ASU students amid 21-day prayer marathon

No agenda, just 'people hungry for God'

John Faherty
The Arizona Republic
Nov. 1, 2007

In the middle of the day, in the middle of the week, in the middle of the Arizona State University campus, it is easy to miss the students sitting with their heads down and their hands together.

They are part of a group of Christian students on the Tempe campus who are praying 24 hours a day for 21 days.

All through the day and night, they pray outside the Danforth Meditation Chapel, their stillness and quiet in marked contrast to the nearly constant rush of the 51,000 students on the campus.

Many students on campuses nationwide are speaking to God, or, at the very least, hope to.

A survey of more than 112,000 incoming college students in 2004, today's seniors, by the Higher Education Research Institute at UCLA revealed that a significant number of them describe themselves as spiritual.

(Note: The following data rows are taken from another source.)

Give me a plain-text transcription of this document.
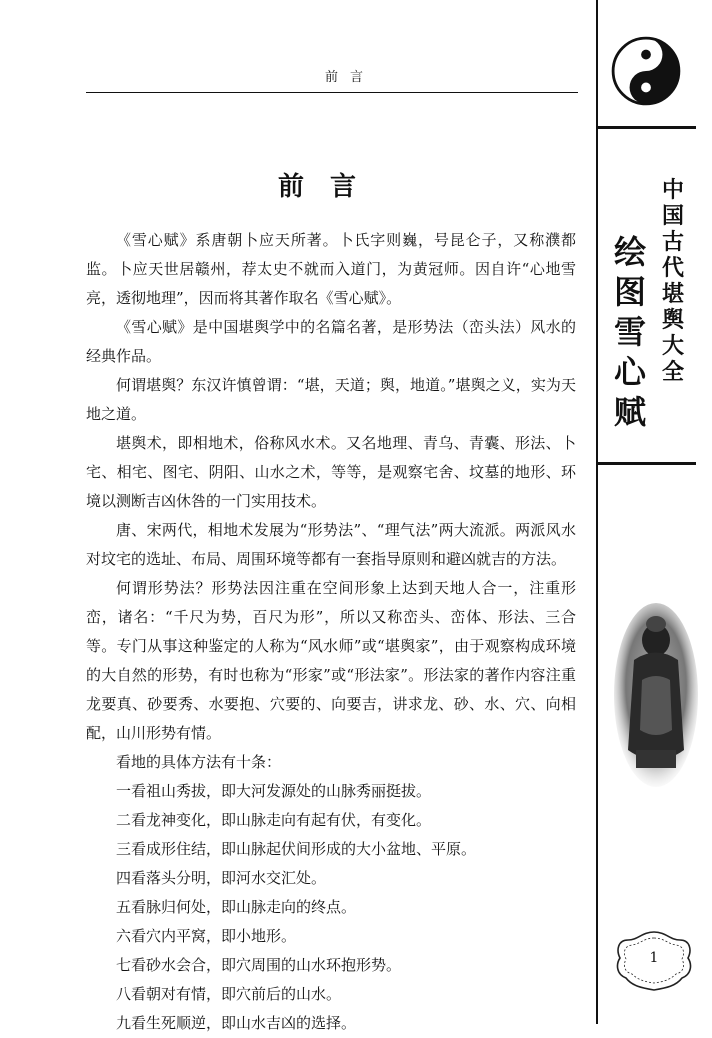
前言
前言

《雪心赋》系唐朝卜应天所著。卜氏字则巍，号昆仑子，又称濮都监。卜应天世居赣州，荐太史不就而入道门，为黄冠师。因自许“心地雪亮，透彻地理”，因而将其著作取名《雪心赋》。

《雪心赋》是中国堪舆学中的名篇名著，是形势法（峦头法）风水的经典作品。

何谓堪舆？东汉许慎曾谓：“堪，天道；舆，地道。”堪舆之义，实为天地之道。

堪舆术，即相地术，俗称风水术。又名地理、青乌、青囊、形法、卜宅、相宅、图宅、阴阳、山水之术，等等，是观察宅舍、坟墓的地形、环境以测断吉凶休咎的一门实用技术。

唐、宋两代，相地术发展为“形势法”、“理气法”两大流派。两派风水对坟宅的选址、布局、周围环境等都有一套指导原则和避凶就吉的方法。

何谓形势法？形势法因注重在空间形象上达到天地人合一，注重形峦，诸名：“千尺为势，百尺为形”，所以又称峦头、峦体、形法、三合等。专门从事这种鉴定的人称为“风水师”或“堪舆家”，由于观察构成环境的大自然的形势，有时也称为“形家”或“形法家”。形法家的著作内容注重龙要真、砂要秀、水要抱、穴要的、向要吉，讲求龙、砂、水、穴、向相配，山川形势有情。

看地的具体方法有十条：

一看祖山秀拔，即大河发源处的山脉秀丽挺拔。

二看龙神变化，即山脉走向有起有伏，有变化。

三看成形住结，即山脉起伏间形成的大小盆地、平原。

四看落头分明，即河水交汇处。

五看脉归何处，即山脉走向的终点。

六看穴内平窝，即小地形。

七看砂水会合，即穴周围的山水环抱形势。

八看朝对有情，即穴前后的山水。

九看生死顺逆，即山水吉凶的选择。

中国古代堪舆大全
绘图雪心赋
1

• 80 percent have an interest in spirituality.


• 76 percent are searching for meaning/purpose in life.


• 80 percent attended a religious service in the past year.

Jennifer Lindholm is the project director for the study and knows that college students are often portrayed as being focused entirely on getting a job or having a good time.

Lindholm's study further indicated that students have no intention of putting issues of faith or spirituality aside during their college years.

Reasons to pray

The patch of lawn next to the Danforth Meditation Chapel has informal stations where poster board and pens allow students to write down what they are praying for, or who they are forgiving, or Bible verses that have resonance for them.

There is no particular agenda. It is, instead, prayer for the sake of prayer.

The people who come are absolutely college students. They sometimes stop in midprayer and text-message or shout a hello to a passing friend.

Some arrive on skateboards, others have tattoos and piercings.

They know their public act of faith may result in people looking at them as different, but they are fine with that.

Mostly they sit quietly with their heads down and their hands together. Others pray out loud in groups of two or three or more.

They ask for peace and wisdom and forgiveness.

When students on the busy campus notice the praying, most walk past, looking surprised or confused.

An important value

They started praying on Oct. 8, and will continue to do so through Monday.

So far, more than 200 students have signed up to cover shifts, and countless others have simply stopped by to join them.

The UCLA study indicated that more than two-thirds of college students pray and four in 10 consider it "very important" that they follow their religious teachings.

So far, there has been no controversy regarding prayer at a public university.

Yuhchang Hwang, faculty adviser for a Christian Students club on campus, said the rights of students to express themselves are paramount.

"The campus promotes free speech," Hwang said. "All voices should be heard, including believers."

One night on campus, Jacqi Nicholson did not stop to pray, but she was glad students have the option.